By Christina Francine
There is nothing like fresh home-grown tea you’ve grown yourself. Most people associate herbs with cooking, but these versatile plants do more than flavor food. There are a number of them that make a soothing, and satisfying beverage. Whether you take your tea hot or cold doesn’t matter.
Grow herbs in a pot on a deck, a large area of a lawn, in nooks and crannies around the yard, or on a window-sill inside your house.
These ten plants not only taste great, and help with various discomforts because they’re medicinal, they also grow in almost any climate.
1. Bee-Balm. Great for the digestion system (Idajili). I find tea from bee-balm quite relaxing.
2. Blackberry Leaves. Great for tonifying nerves, anemia, prolonged diarrhea (Castleman). Blackberry leaves is one of my favorite herbal teas.
3. Catnip. Relieves pains of all kinds, especially those associated with digestion and menstruation (Levy).
4. German and Roman Chamomile. Soothing, cleansing, and contains tonic properties. A cure for insomnia and depression (Levy).
5. Holly-Hock. Soothing for digestive tract and for female troubles (Levy).
6. Hyssop. Great body cleanser, for helping fevers and nerves. Also expels mucus from all parts of the body (Levy).
7. Lemon-Balm. Has mild lemon flavor. Also called Sweet Melissa. Induces sweat and menstruation and is recommended to treat headache, flatulence, hypertension, stress, bronchitis, indigestion, asthma, and infant colic (Castleman).
8. Peppermint. Contains a warming oil and stimulates nerves. Great for cleansing and strengthening entire body, especially helpful for digestive and nervous system (Levy). One of my daughter’s favorite herbal teas because it eases the nausea she gets with migraine headaches.
9. Stinging-Nettle. Loaded with vitamins and minerals. “One of the world’s most chlorophyll-rich plants” (Levy). Great for kidneys, lungs, intestines, arteries, and adrenals (Levy). CAUTION: Don’t pick with bare hands. Although harmless, and actually those with arthritis find the sting helpful, the plant will sting a little. I pick leaves using garden gloves and place into a pot of water on the stove. Once boiled briefly, the sting is gone and is safe to touch and drink.
10. Sweet Cecily. A mild flavor similar to black licorice. A great appetite restorative and nerve strengthener. Has a mildly laxative effect, especially the seeds.
After the herbal plants have matured, you may make tea from either fresh herbs or dry them for later.
For hot tea using fresh herbs:
· Pick a few leaves from an herbal plant listed above and place in a tea-strainer.
· Set a tea-strainer with the herbs into a mug.

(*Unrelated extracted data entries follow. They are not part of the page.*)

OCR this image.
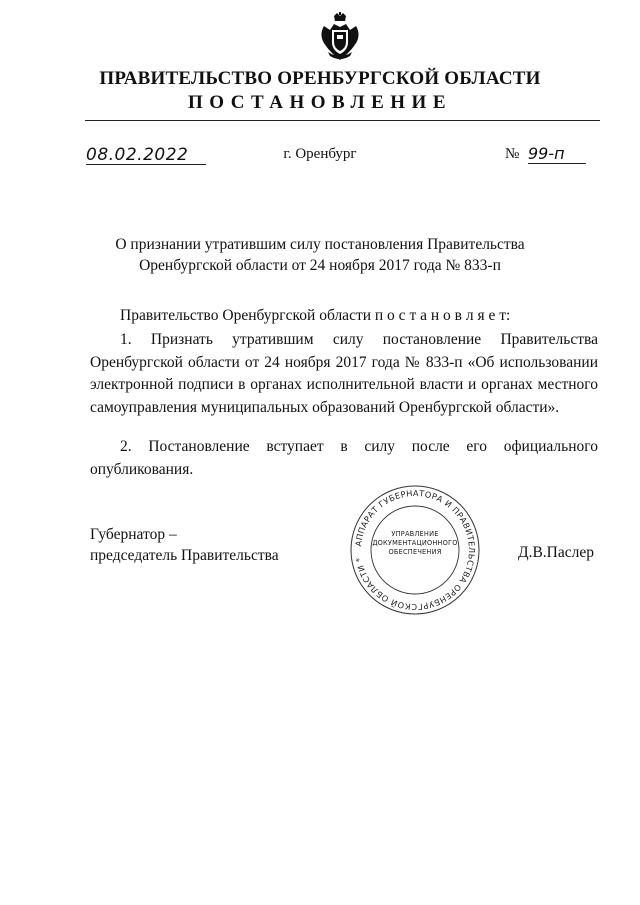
ПРАВИТЕЛЬСТВО ОРЕНБУРГСКОЙ ОБЛАСТИ
ПОСТАНОВЛЕНИЕ
08.02.2022	г. Оренбург	№ 99-п
О признании утратившим силу постановления Правительства
Оренбургской области от 24 ноября 2017 года № 833-п
Правительство Оренбургской области п о с т а н о в л я е т:
1. Признать утратившим силу постановление Правительства Оренбургской области от 24 ноября 2017 года № 833-п «Об использовании электронной подписи в органах исполнительной власти и органах местного самоуправления муниципальных образований Оренбургской области».
2. Постановление вступает в силу после его официального опубликования.
Губернатор –
председатель Правительства
АППАРАТ ГУБЕРНАТОРА И ПРАВИТЕЛЬСТВА ОРЕНБУРГСКОЙ ОБЛАСТИ *
УПРАВЛЕНИЕ
ДОКУМЕНТАЦИОННОГО
ОБЕСПЕЧЕНИЯ	Д.В.Паслер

Heat water to the temperature you like it and pour the water into your mug and through the herbs.
· Allow the herbs to seep in the water for a good seven minutes or more.

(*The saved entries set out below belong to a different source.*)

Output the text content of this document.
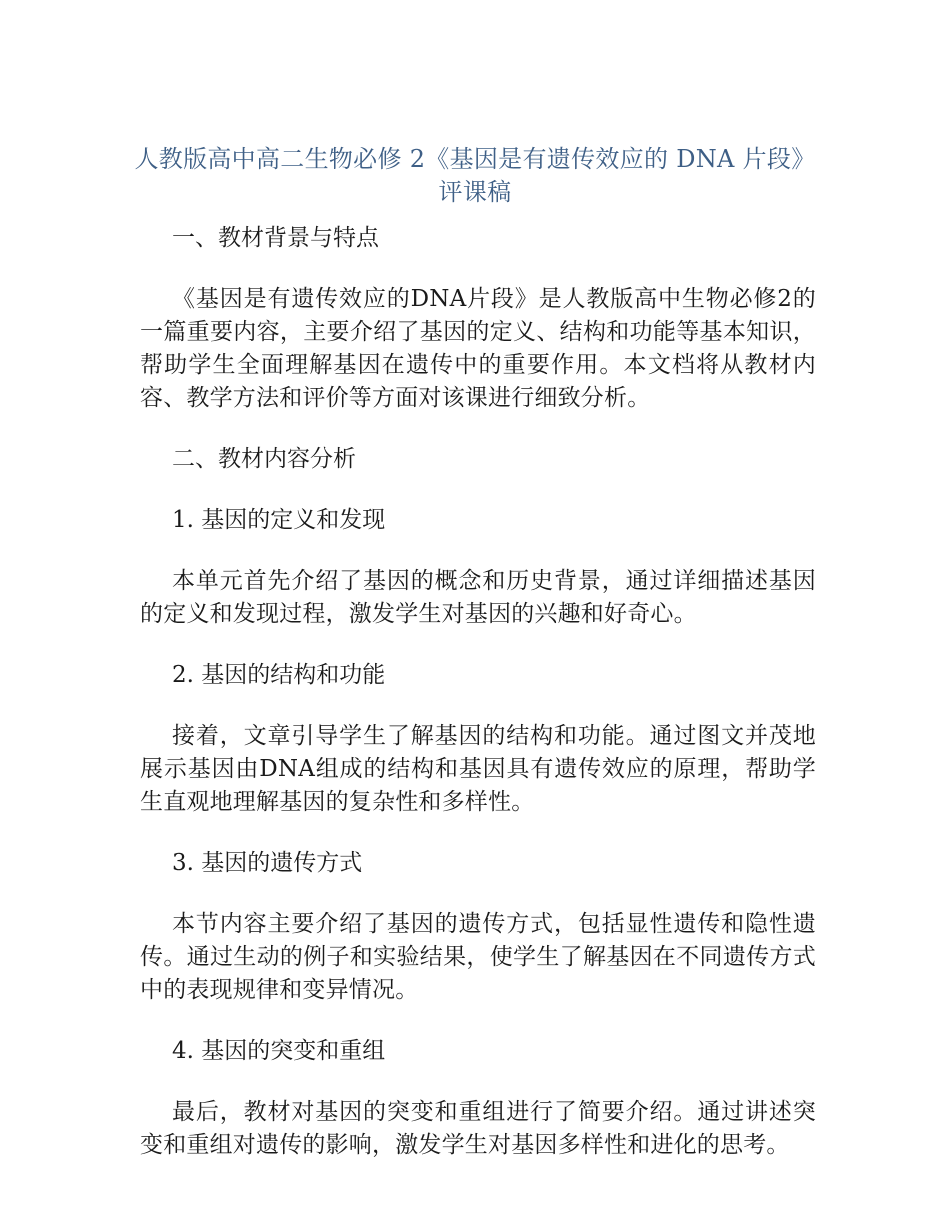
人教版高中高二生物必修 2《基因是有遗传效应的 DNA 片段》评课稿

一、教材背景与特点

《基因是有遗传效应的DNA片段》是人教版高中生物必修2的一篇重要内容，主要介绍了基因的定义、结构和功能等基本知识，帮助学生全面理解基因在遗传中的重要作用。本文档将从教材内容、教学方法和评价等方面对该课进行细致分析。

二、教材内容分析

1. 基因的定义和发现

本单元首先介绍了基因的概念和历史背景，通过详细描述基因的定义和发现过程，激发学生对基因的兴趣和好奇心。

2. 基因的结构和功能

接着，文章引导学生了解基因的结构和功能。通过图文并茂地展示基因由DNA组成的结构和基因具有遗传效应的原理，帮助学生直观地理解基因的复杂性和多样性。

3. 基因的遗传方式

本节内容主要介绍了基因的遗传方式，包括显性遗传和隐性遗传。通过生动的例子和实验结果，使学生了解基因在不同遗传方式中的表现规律和变异情况。

4. 基因的突变和重组

最后，教材对基因的突变和重组进行了简要介绍。通过讲述突变和重组对遗传的影响，激发学生对基因多样性和进化的思考。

· Set the strainer with the herbs aside and drink your fresh, homegrown tea.
· By-the-way, used herbs help break down your compost, if you have one.
For hot tea using dried herbs:
· Simply do the same as from fresh herbs, only use dry instead.

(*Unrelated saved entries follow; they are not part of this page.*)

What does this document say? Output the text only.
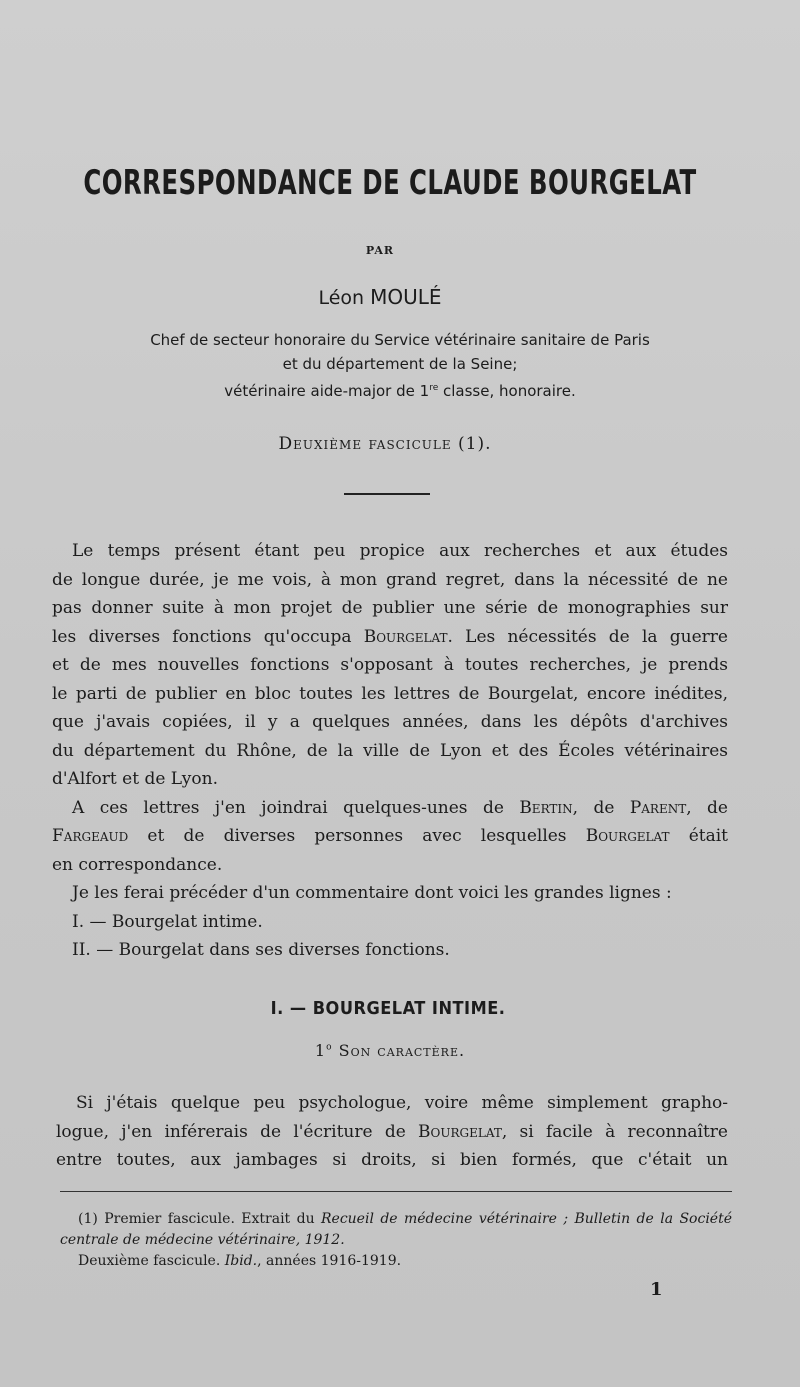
CORRESPONDANCE DE CLAUDE BOURGELAT
PAR
Léon MOULÉ
Chef de secteur honoraire du Service vétérinaire sanitaire de Paris
et du département de la Seine;
vétérinaire aide-major de 1re classe, honoraire.
Deuxième fascicule (1).

Le temps présent étant peu propice aux recherches et aux études
de longue durée, je me vois, à mon grand regret, dans la nécessité de ne
pas donner suite à mon projet de publier une série de monographies sur
les diverses fonctions qu'occupa Bourgelat. Les nécessités de la guerre
et de mes nouvelles fonctions s'opposant à toutes recherches, je prends
le parti de publier en bloc toutes les lettres de Bourgelat, encore inédites,
que j'avais copiées, il y a quelques années, dans les dépôts d'archives
du département du Rhône, de la ville de Lyon et des Écoles vétérinaires
d'Alfort et de Lyon.

A ces lettres j'en joindrai quelques-unes de Bertin, de Parent, de
Fargeaud et de diverses personnes avec lesquelles Bourgelat était
en correspondance.

Je les ferai précéder d'un commentaire dont voici les grandes lignes :

I. — Bourgelat intime.

II. — Bourgelat dans ses diverses fonctions.

I. — BOURGELAT INTIME.
1$^o$ Son caractère.
Si j'étais quelque peu psychologue, voire même simplement grapho-
logue, j'en inférerais de l'écriture de Bourgelat, si facile à reconnaître
entre toutes, aux jambages si droits, si bien formés, que c'était un

(1) Premier fascicule. Extrait du Recueil de médecine vétérinaire ; Bulletin de la Société centrale de médecine vétérinaire, 1912.

Deuxième fascicule. Ibid., années 1916-1919.

1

For cool tea, simply follow the steps for hot, only allow the liquid to cool. If you don’t heat the water first, the tea will be weaker, although fresh bee-balm, cat-nip, and peppermint leaves spruce up lemon-aid, and gin and tonic water. Simply add the leaves and a couple of cucumber slices.
To dry herbs to use later:
· Pick either a stalk of the plant with leaves, or pick leaves individually. I like to pick the stalk because they take less room while drying.
· Put a twist-tie around the bottom and hang the herb upside down in a dry, out-of-the-way place. Put little labels on the twist-tie because sometimes its difficult to tell which herb is which after they dry.
· After they dry, take the leaves from the stalk and place them into a jar with a label.
· To dry leaves off the stalk, place the leaves onto mesh where air is able to circulate under and around them.
· No matter how you decide to dry your herbs, they should be left to dry in an area without moisture and out of the sun. The herbs won’t be as strong if you dry them in the sunlight.
Works Cited
Castleman, Michael. The New Healing Herbs, The Essential Guide to More Than 130 of Nature's Most
Potent Herbal Remedies. Rodale Books. 2017. Print.
Idajili, Anibe. “Bee Balm: Benefits, Uses, and Side Effects.” Be Fantastico. 20 March 2019,
https://www.befantastico.com/bee-balm-benefits-uses-and-side-effects/ . Accessed 03 May 2021.
Levy, Juliette de Bairachli. Common Herbs for Natural Health. Ash Tree Publishing. 1997. Print.